The caucuses were over by the time I gave this reply:
I was a Romanoff supporter up ’til a few weeks ago. Now I’m officially a delegate to the Assembly for Bennet.
I was going to vote for Romanoff out of respect, loyalty and true like for the man. I’ve voted for him 4 times since 2000, met him on many occasions, and have exchanged several emails with him and his staff when he was Speaker over some legislative ideas (he actually passed a bill that was one of the issues we discussed).
I wanted him to be appointed to the Senate position, and blogged about Ritter’s Gift to the Republicans in picking Bennet, who had never held elective office before.
So it was natural that I would support him at the caucuses. However, a few things changed.
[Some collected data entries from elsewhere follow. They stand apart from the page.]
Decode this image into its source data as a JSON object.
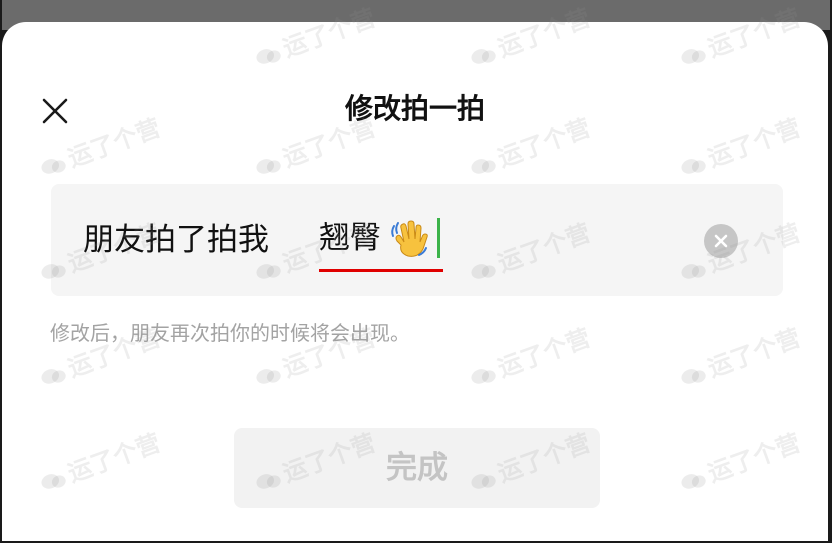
{
  "dialog": {
    "title": "修改拍一拍",
    "close_icon": "close-icon"
  },
  "pat_input": {
    "prefix": "朋友拍了拍我",
    "value": "翘臀",
    "emoji_icon": "waving-hand-icon",
    "clear_icon": "clear-circle-icon",
    "caret_color": "#3cb34a",
    "highlight_color": "#e00000"
  },
  "hint": "修改后，朋友再次拍你的时候将会出现。",
  "done_button": {
    "label": "完成",
    "enabled": false
  },
  "watermark": {
    "text": "运了个营",
    "logo_icon": "wechat-logo-icon"
  }
}
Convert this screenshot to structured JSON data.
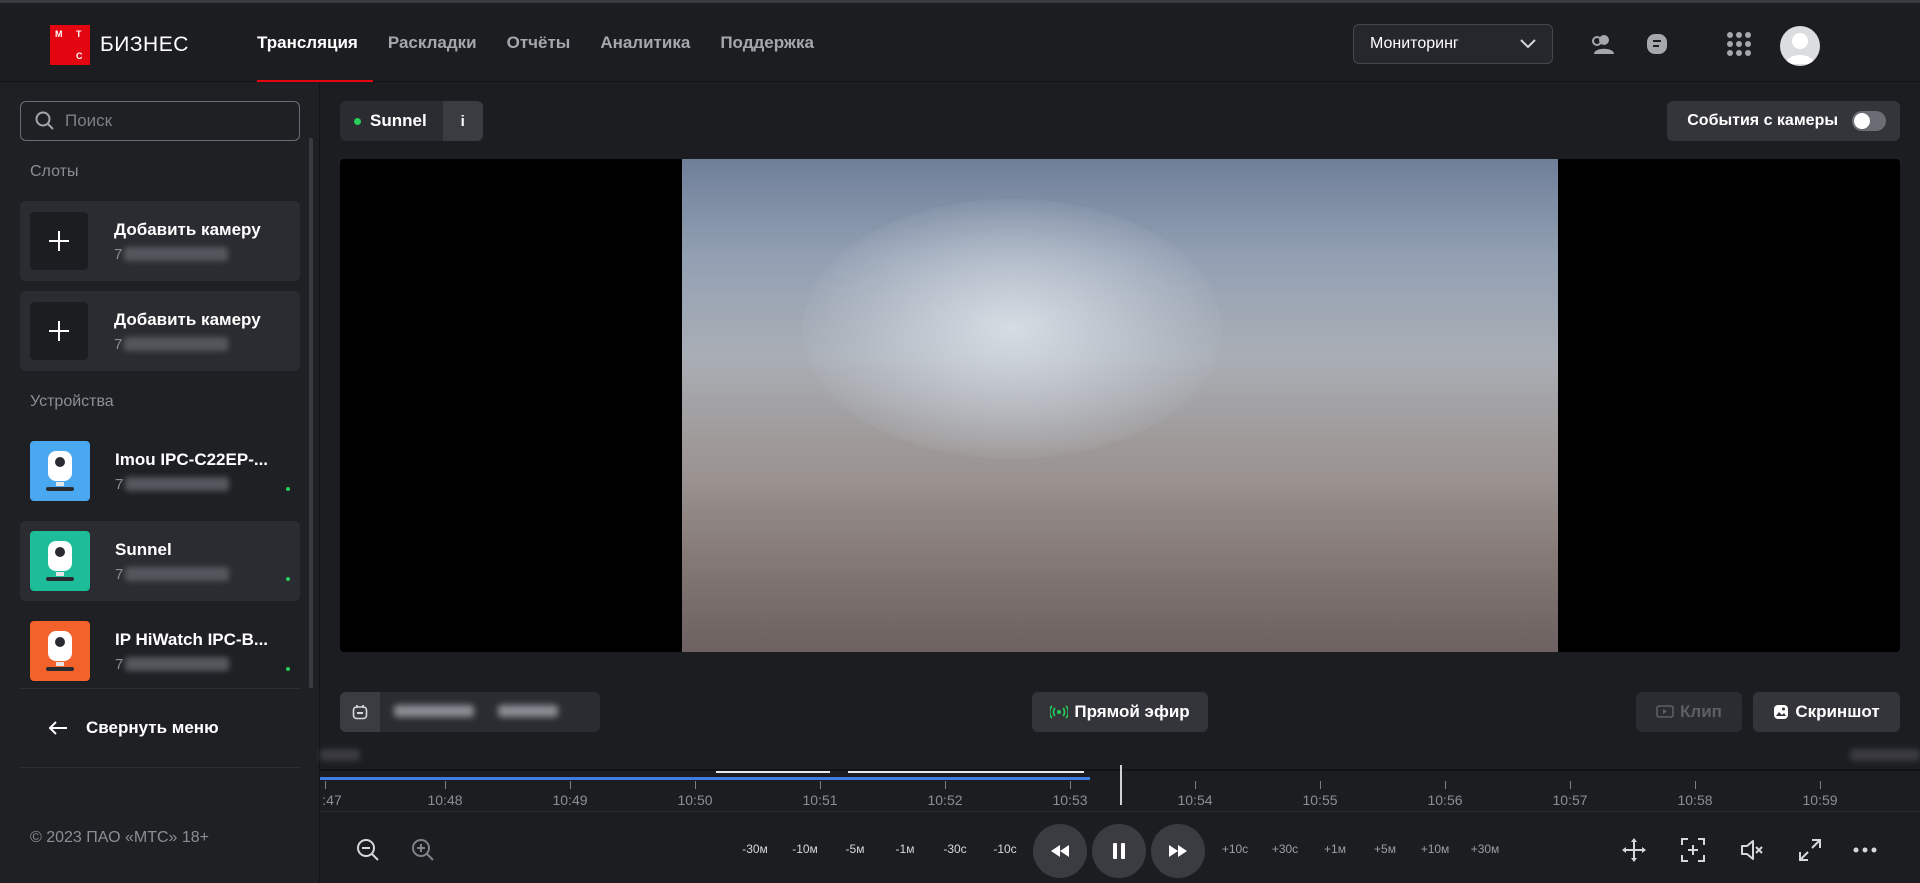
{
  "brand": {
    "logo_letters": [
      "М",
      "Т",
      "С"
    ],
    "name": "БИЗНЕС",
    "color": "#e30611"
  },
  "nav": {
    "items": [
      "Трансляция",
      "Раскладки",
      "Отчёты",
      "Аналитика",
      "Поддержка"
    ],
    "active": "Трансляция"
  },
  "header": {
    "mode_select": "Мониторинг",
    "icons": [
      "users-icon",
      "chat-icon",
      "apps-grid-icon",
      "avatar"
    ]
  },
  "sidebar": {
    "search_placeholder": "Поиск",
    "slots_title": "Слоты",
    "slots": [
      {
        "title": "Добавить камеру",
        "id_prefix": "7"
      },
      {
        "title": "Добавить камеру",
        "id_prefix": "7"
      }
    ],
    "devices_title": "Устройства",
    "devices": [
      {
        "title": "Imou IPC-C22EP-...",
        "id_prefix": "7",
        "thumb_color": "#4aa8f0",
        "status": "online"
      },
      {
        "title": "Sunnel",
        "id_prefix": "7",
        "thumb_color": "#1ebd9a",
        "status": "online",
        "active": true
      },
      {
        "title": "IP HiWatch IPC-B...",
        "id_prefix": "7",
        "thumb_color": "#f2622a",
        "status": "online"
      }
    ],
    "collapse_label": "Свернуть меню",
    "copyright": "© 2023 ПАО «МТС» 18+"
  },
  "player": {
    "camera_name": "Sunnel",
    "info_label": "i",
    "events_label": "События с камеры",
    "events_enabled": false,
    "live_label": "Прямой эфир",
    "clip_label": "Клип",
    "screenshot_label": "Скриншот",
    "timeline_labels": [
      ":47",
      "10:48",
      "10:49",
      "10:50",
      "10:51",
      "10:52",
      "10:53",
      "10:54",
      "10:55",
      "10:56",
      "10:57",
      "10:58",
      "10:59"
    ],
    "seek_back": [
      "-30м",
      "-10м",
      "-5м",
      "-1м",
      "-30с",
      "-10с"
    ],
    "seek_forward": [
      "+10с",
      "+30с",
      "+1м",
      "+5м",
      "+10м",
      "+30м"
    ]
  }
}
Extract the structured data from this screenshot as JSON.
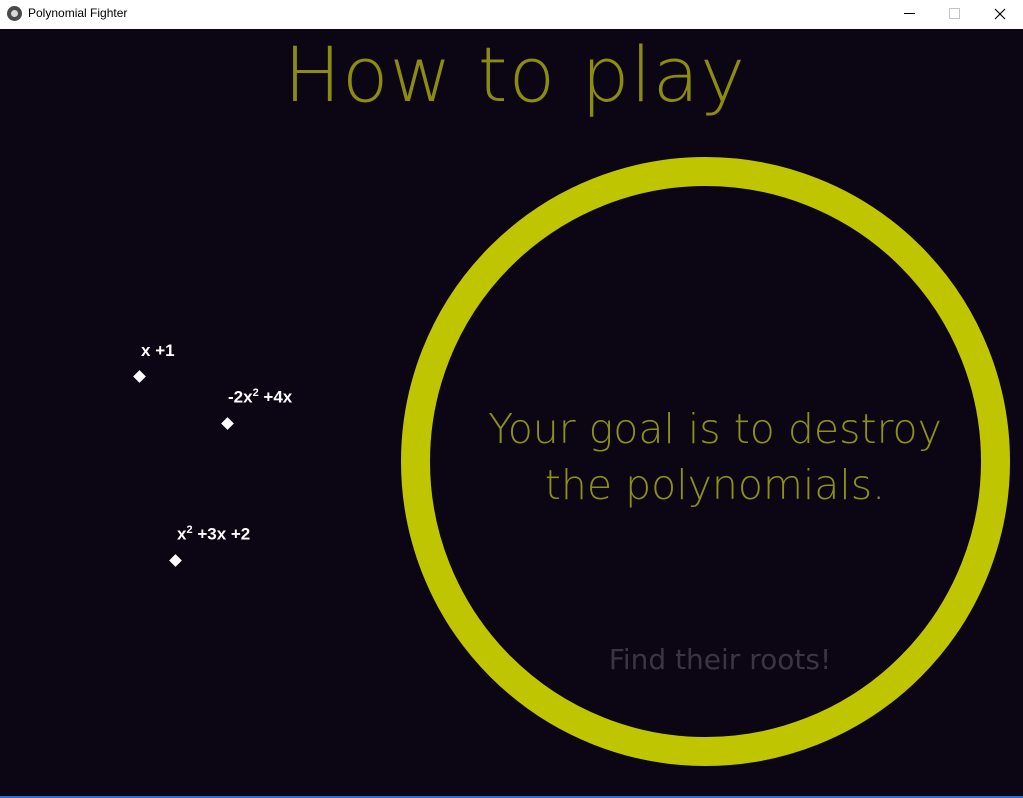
{
  "window": {
    "title": "Polynomial Fighter"
  },
  "screen": {
    "heading": "How to play",
    "goal_line1": "Your goal is to destroy",
    "goal_line2": "the polynomials.",
    "hint": "Find their roots!"
  },
  "polynomials": [
    {
      "term1": "x",
      "term2": " +1"
    },
    {
      "term1": "-2x",
      "exp": "2",
      "term2": " +4x"
    },
    {
      "term1": "x",
      "exp": "2",
      "term2": " +3x +2"
    }
  ],
  "colors": {
    "background": "#0b0514",
    "ring": "#bfc600",
    "heading": "#8c8c10",
    "hint": "#3b3442"
  }
}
Bennet has really done an amazing job of Senator. He has positions on several powerful committees, and has the ear of Obama and Senate leaders. He re-ignited the Public Option, and has introduced legislation to put limits on lobbying, earmarks and limiting filibuster abuse.
He has the financial wherewithal to run a competitive campaign against any GOP candidate — Romanoff’s quixotic stand against taking PAC money (he actually had his own PAC in the State House) makes a nice slogan, but is suicidal. The tone of his campaign is to paint Bennet as corrupt, but Romanoff’s policy decisions aren’t demonstrably different from Bennet’s. The final straw was the overall negative tone of Romanoff’s campaign along with his hiring (however briefly) Patrick Caddell, a turncoat Democrat who regularly bashes Democrats as a Fox News consultant.
Tonight’s vote was purely symbolic, as the actual primary in August determines the winner. Tonight was mainly for bragging rights, measuring voter passion (turnout will exceed 20,000 — which is very strong for an off year), and to get up and personal with the candidates and delegates for fundraising, volunteers and party recruitment.
The real bottomline is that symbols matter, so I decided that if the caucus results would send a message, for me it would be that we have a powerful, effective Senator in Michael Bennet.
I certainly cannot find any cause to throw a sitting Senator out of office.
The postscript to this exchange:
I went to my very first political function of any kind this evening, and heard the exact same things you said here so eloquently, and left with the same position — delegate for Bennet for April 10th.
It was more interesting than I was expecting, and the people were lovely.